Slowly, but steadily, Jump’s training program is progressing in India. A dozen or more orphanages have received the caregiver training, and U.S. visitors involved with orphanages there are returning with reports of phenomenal results. Jump hopes the program will continue to spread throughout the global orphanage community. “I have found that orphanage directors have embraced the training, as they want what is best for the babies in their care, but often don’t have the resources or know-how to do things differently. In resource-limited countries, the burden is even greater.”
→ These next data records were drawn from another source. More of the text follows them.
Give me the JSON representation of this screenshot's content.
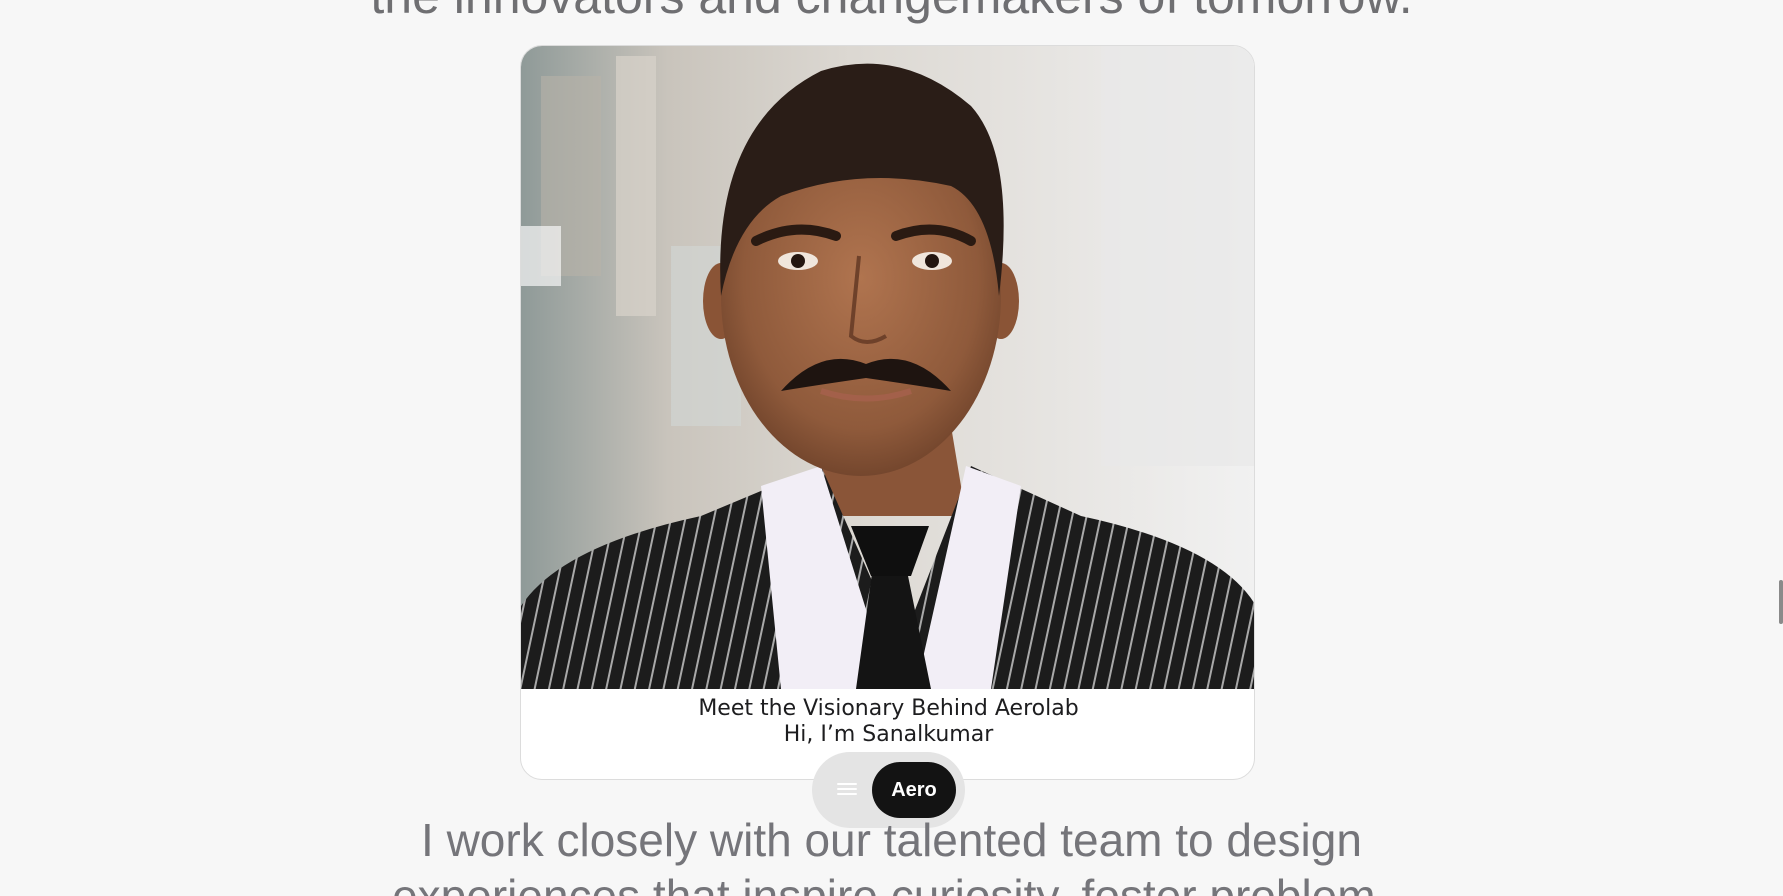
{
  "page": {
    "top_heading": "the innovators and changemakers of tomorrow."
  },
  "card": {
    "portrait_alt": "Portrait photo",
    "caption_line1": "Meet the Visionary Behind Aerolab",
    "caption_line2": "Hi, I’m Sanalkumar"
  },
  "nav_pill": {
    "menu_icon": "hamburger-menu-icon",
    "brand_label": "Aero"
  },
  "intro": {
    "line1": "I work closely with our talented team to design",
    "line2": "experiences that inspire curiosity, foster problem-"
  },
  "colors": {
    "background": "#f7f7f7",
    "heading_text": "#6f6f72",
    "pill_background": "#e4e4e4",
    "brand_button": "#131313"
  }
}
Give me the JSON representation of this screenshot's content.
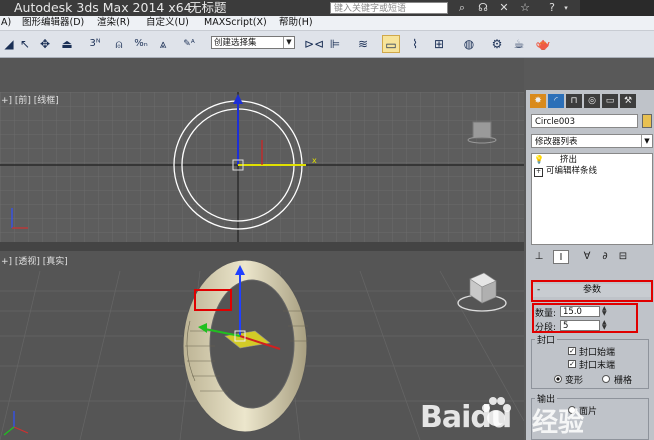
{
  "titlebar": {
    "app_title": "Autodesk 3ds Max  2014 x64",
    "document_title": "无标题",
    "search_placeholder": "键入关键字或短语"
  },
  "menubar": {
    "items": [
      "A)",
      "图形编辑器(D)",
      "渲染(R)",
      "自定义(U)",
      "MAXScript(X)",
      "帮助(H)"
    ]
  },
  "toolbar": {
    "selection_set_placeholder": "创建选择集",
    "snap_labels": [
      "3",
      "%",
      "n"
    ]
  },
  "viewports": {
    "top_label": "+] [前] [线框]",
    "perspective_label": "+] [透视] [真实]",
    "top_axis_x": "x"
  },
  "command_panel": {
    "object_name": "Circle003",
    "object_color": "#e8c050",
    "modifier_list": "修改器列表",
    "stack_items": [
      "挤出",
      "可编辑样条线"
    ],
    "rollout_title": "参数",
    "amount_label": "数量:",
    "amount_value": "15.0",
    "segments_label": "分段:",
    "segments_value": "5",
    "capping_group": "封口",
    "cap_start_label": "封口始端",
    "cap_end_label": "封口末端",
    "morph_label": "变形",
    "grid_label": "栅格",
    "output_group": "输出",
    "output_option": "面片"
  },
  "watermark": {
    "brand": "Baidu",
    "service": "经验"
  }
}
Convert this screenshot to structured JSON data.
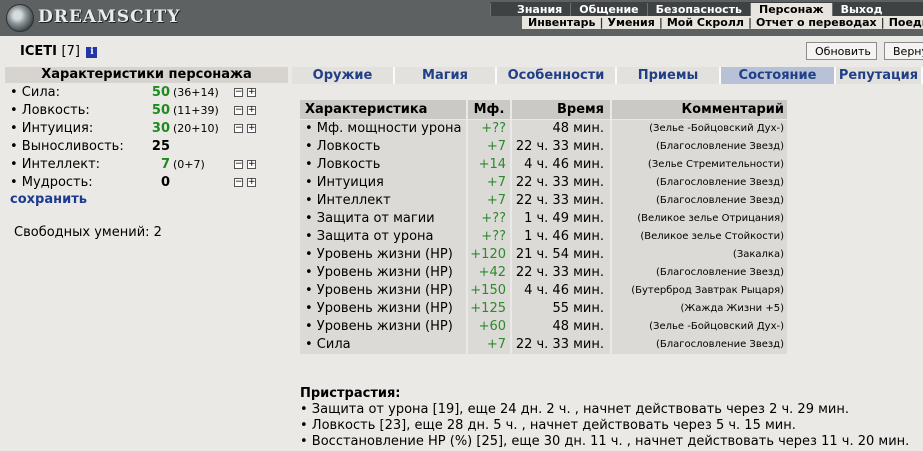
{
  "app": {
    "logo_text": "DREAMSCITY",
    "menu_top": [
      "Знания",
      "Общение",
      "Безопасность",
      "Персонаж",
      "Выход"
    ],
    "menu_top_active": 3,
    "menu_sub": [
      "Инвентарь",
      "Умения",
      "Мой Скролл",
      "Отчет о переводах",
      "Поединки"
    ]
  },
  "header": {
    "char_name": "ICETI",
    "char_level": "[7]",
    "info_icon_glyph": "i",
    "refresh_label": "Обновить",
    "return_label": "Вернуться"
  },
  "stats": {
    "title": "Характеристики персонажа",
    "rows": [
      {
        "label": "• Сила:",
        "value": "50",
        "breakdown": "(36+14)",
        "green": true
      },
      {
        "label": "• Ловкость:",
        "value": "50",
        "breakdown": "(11+39)",
        "green": true
      },
      {
        "label": "• Интуиция:",
        "value": "30",
        "breakdown": "(20+10)",
        "green": true
      },
      {
        "label": "• Выносливость:",
        "value": "25",
        "breakdown": "",
        "green": false
      },
      {
        "label": "• Интеллект:",
        "value": "7",
        "breakdown": "(0+7)",
        "green": true
      },
      {
        "label": "• Мудрость:",
        "value": "0",
        "breakdown": "",
        "green": false
      }
    ],
    "save_label": "сохранить",
    "free_skills": "Свободных умений: 2"
  },
  "tabs": [
    "Оружие",
    "Магия",
    "Особенности",
    "Приемы",
    "Состояние",
    "Репутация"
  ],
  "active_tab": 4,
  "effects": {
    "headers": [
      "Характеристика",
      "Мф.",
      "Время",
      "Комментарий"
    ],
    "rows": [
      [
        "• Мф. мощности урона",
        "+??",
        "48 мин.",
        "(Зелье -Бойцовский Дух-)"
      ],
      [
        "• Ловкость",
        "+7",
        "22 ч. 33 мин.",
        "(Благословление Звезд)"
      ],
      [
        "• Ловкость",
        "+14",
        "4 ч. 46 мин.",
        "(Зелье Стремительности)"
      ],
      [
        "• Интуиция",
        "+7",
        "22 ч. 33 мин.",
        "(Благословление Звезд)"
      ],
      [
        "• Интеллект",
        "+7",
        "22 ч. 33 мин.",
        "(Благословление Звезд)"
      ],
      [
        "• Защита от магии",
        "+??",
        "1 ч. 49 мин.",
        "(Великое зелье Отрицания)"
      ],
      [
        "• Защита от урона",
        "+??",
        "1 ч. 46 мин.",
        "(Великое зелье Стойкости)"
      ],
      [
        "• Уровень жизни (HP)",
        "+120",
        "21 ч. 54 мин.",
        "(Закалка)"
      ],
      [
        "• Уровень жизни (HP)",
        "+42",
        "22 ч. 33 мин.",
        "(Благословление Звезд)"
      ],
      [
        "• Уровень жизни (HP)",
        "+150",
        "4 ч. 46 мин.",
        "(Бутерброд Завтрак Рыцаря)"
      ],
      [
        "• Уровень жизни (HP)",
        "+125",
        "55 мин.",
        "(Жажда Жизни +5)"
      ],
      [
        "• Уровень жизни (HP)",
        "+60",
        "48 мин.",
        "(Зелье -Бойцовский Дух-)"
      ],
      [
        "• Сила",
        "+7",
        "22 ч. 33 мин.",
        "(Благословление Звезд)"
      ]
    ]
  },
  "addictions": {
    "title": "Пристрастия:",
    "rows": [
      "• Защита от урона [19], еще 24 дн. 2 ч. , начнет действовать через 2 ч. 29 мин.",
      "• Ловкость [23], еще 28 дн. 5 ч. , начнет действовать через 5 ч. 15 мин.",
      "• Восстановление HP (%) [25], еще 30 дн. 11 ч. , начнет действовать через 11 ч. 20 мин."
    ]
  },
  "colors": {
    "topbar": "#5e6162",
    "link_blue": "#1d3b8f",
    "green_value": "#1f8a1f",
    "active_tab": "#b8c2d6"
  }
}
The work Jump does is not for the faint of heart. You can’t help but see the brutality of poverty and insidiousness of despair in the eyes of these children. What drives Jump to continue on? “Rene Spitz discussed the horrible reality of babies in orphanages sixty years ago. We have a lot of research that confirms his findings—that babies need caregivers who respond to their needs in order to grow and thrive. Babies in many orphanages still receive the same type of care they received sixty years ago, despite our knowledge that this wastes their human potential. I think this reality is horrific, and my goal is to change the system of care babies receive.”
Often working on her own time and using her own resources—financial and otherwise—Jump is saddened she can’t do more. “I am limited in my funds and have only been able to do so much, so far. I will continue, but not at the breakneck pace I would like.” That reality tugs deeply at her heart. “There is so little time, and so many babies are suffering.”